The songs, the comedy, the documentarian and anthropological recordings, and the full albums chosen for inclusion in the National Recording Registry this year give each of us a tremendous opportunity to blow a few hours on YouTube. It’s a carefully curated tour of who we were and were becoming.  The difference in what we hear is sometimes startling, other times almost imperceptible to our ears as the years rush past.  It is a catalog of more than a century - not characterized by the violence and suffering that is so often called history, but instead by an insistent and wondrously creative desire to give voice to the inarticulate.  It is a small core sample of the best of who we are.

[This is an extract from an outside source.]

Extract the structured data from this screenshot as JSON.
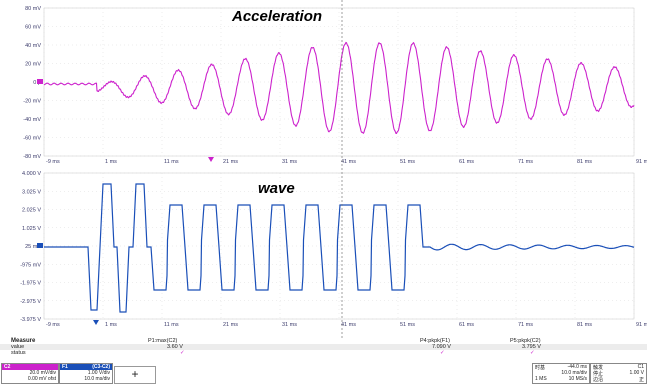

“These recordings represent an important part of America’s culture and history,” says Librarian of Congress James H. Billington. “As technology continually changes and formats become obsolete, we must ensure that our nation’s aural legacy is protected.” Billington was charged with overseeing the selection of “culturally, historically, or aesthetically significant” recordings, and the 2013 inductees bring the total number of recordings in the National Recording Registry only to 400.

The Library of Congress, according to its news release, is “identifying and preserving the best existing versions of each recording on the registry.” They will then be housed in a state-of-the-art facility. Even if this effort proves fruitless in the face of constant technological change, in this case it is truly the thought that counts. It’s time to listen.